In Peru, mummification was different. There, the skin was removed and the body was re-enforced with reeds and clay. The skin was then put back on the corpse and it was wrapped as it was in Egypt.

One of the saddest things to see in the exhibit were a pair of three or four year old children who had died and were mummified in tiny wrappings. One of the oddest parts of the exhibit was a photo of a mummified cat.

The wealthy were buried in style, but the working class and poor were just buried in the sand in large meadows. Oddly enough, the arid climates of Peru and Egypt, and the dry sand, served to keep the body even better than the sarcophaguses of the rich. Many family members were mummified and buried together; the mummies of the poor were often tossed down into pits.

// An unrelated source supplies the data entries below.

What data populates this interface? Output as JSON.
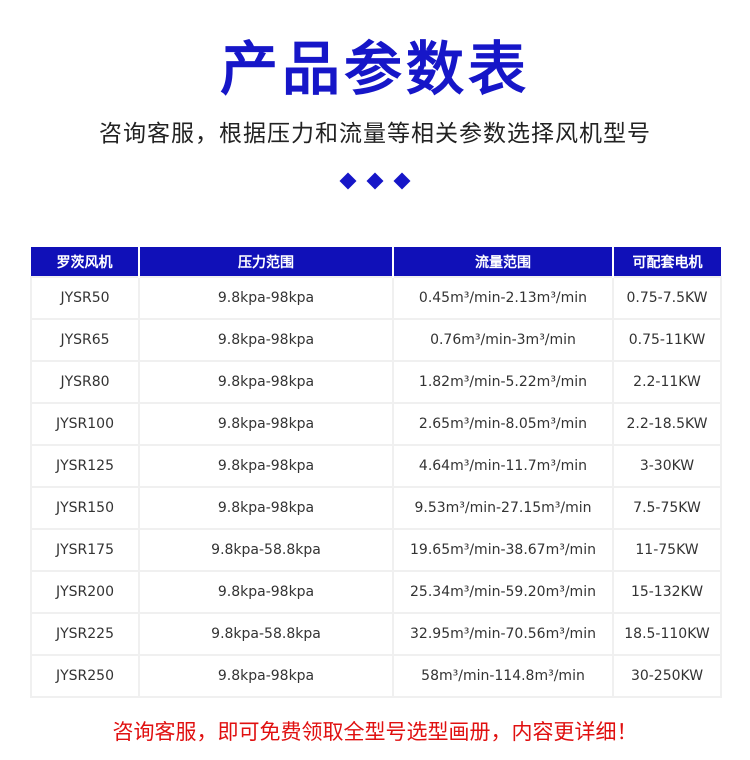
{
  "title": "产品参数表",
  "subtitle": "咨询客服，根据压力和流量等相关参数选择风机型号",
  "accent_color": "#1616c8",
  "table": {
    "headers": [
      "罗茨风机",
      "压力范围",
      "流量范围",
      "可配套电机"
    ],
    "rows": [
      [
        "JYSR50",
        "9.8kpa-98kpa",
        "0.45m³/min-2.13m³/min",
        "0.75-7.5KW"
      ],
      [
        "JYSR65",
        "9.8kpa-98kpa",
        "0.76m³/min-3m³/min",
        "0.75-11KW"
      ],
      [
        "JYSR80",
        "9.8kpa-98kpa",
        "1.82m³/min-5.22m³/min",
        "2.2-11KW"
      ],
      [
        "JYSR100",
        "9.8kpa-98kpa",
        "2.65m³/min-8.05m³/min",
        "2.2-18.5KW"
      ],
      [
        "JYSR125",
        "9.8kpa-98kpa",
        "4.64m³/min-11.7m³/min",
        "3-30KW"
      ],
      [
        "JYSR150",
        "9.8kpa-98kpa",
        "9.53m³/min-27.15m³/min",
        "7.5-75KW"
      ],
      [
        "JYSR175",
        "9.8kpa-58.8kpa",
        "19.65m³/min-38.67m³/min",
        "11-75KW"
      ],
      [
        "JYSR200",
        "9.8kpa-98kpa",
        "25.34m³/min-59.20m³/min",
        "15-132KW"
      ],
      [
        "JYSR225",
        "9.8kpa-58.8kpa",
        "32.95m³/min-70.56m³/min",
        "18.5-110KW"
      ],
      [
        "JYSR250",
        "9.8kpa-98kpa",
        "58m³/min-114.8m³/min",
        "30-250KW"
      ]
    ]
  },
  "footer": "咨询客服，即可免费领取全型号选型画册，内容更详细！"
}
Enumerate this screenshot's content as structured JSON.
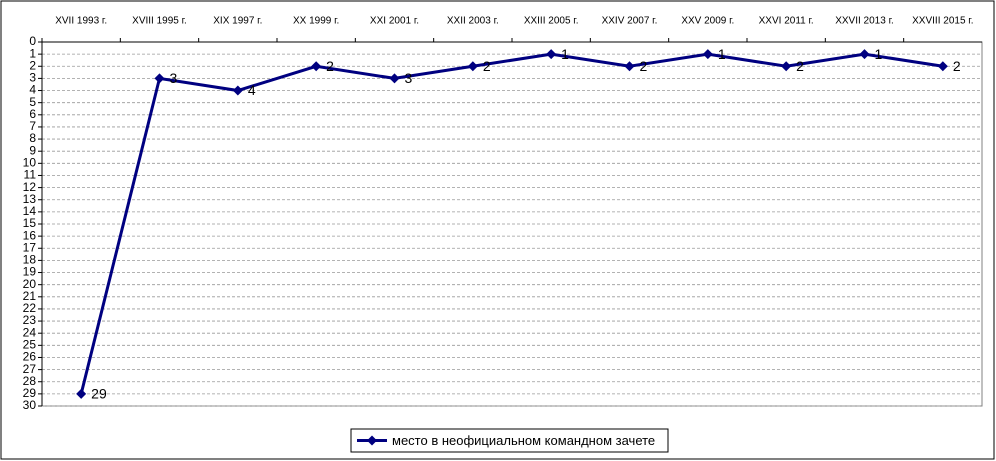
{
  "chart_data": {
    "type": "line",
    "categories": [
      "XVII 1993 г.",
      "XVIII 1995 г.",
      "XIX 1997 г.",
      "XX 1999 г.",
      "XXI 2001 г.",
      "XXII 2003 г.",
      "XXIII 2005 г.",
      "XXIV 2007 г.",
      "XXV 2009 г.",
      "XXVI 2011 г.",
      "XXVII 2013 г.",
      "XXVIII 2015 г."
    ],
    "series": [
      {
        "name": "место в неофициальном командном зачете",
        "color": "#000080",
        "values": [
          29,
          3,
          4,
          2,
          3,
          2,
          1,
          2,
          1,
          2,
          1,
          2
        ]
      }
    ],
    "ylim": [
      0,
      30
    ],
    "y_reversed": true,
    "yticks": [
      0,
      1,
      2,
      3,
      4,
      5,
      6,
      7,
      8,
      9,
      10,
      11,
      12,
      13,
      14,
      15,
      16,
      17,
      18,
      19,
      20,
      21,
      22,
      23,
      24,
      25,
      26,
      27,
      28,
      29,
      30
    ],
    "grid": true,
    "legend": "bottom"
  }
}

The rich mummies in the coffins, many of which are on display, are beautiful because of the coffin carvings. Rich people also had 365 objects placed in their tomb, one for each day of the year, for them to use in the spirit world. The objects were meant to explain to all the life that the deceased lived on earth.

And if all of this is not macabre enough for you, there is a table full skulls that are quite old. Many of the mummies, rich and poor, were put in ancient cemeteries with elegantly carved tombstones above their final resting places. Several of them are in the exhibit.

There are 18 mummies in the exhibit, all on loan from the Fields Museum in Chicago.

Scientists who study mummies can tell how they died. In most cases these were by disease or heart failure, but in some they died violent deaths from beatings or in some instances were murdered. Many claim that King Tut was slain.

So, if you want to spend a bizarre but entertaining day or night, visit the museum. It will be an interesting way to spend a few hours in your life, or, in this case, death.

The exhibit will be open through January 7, 2018.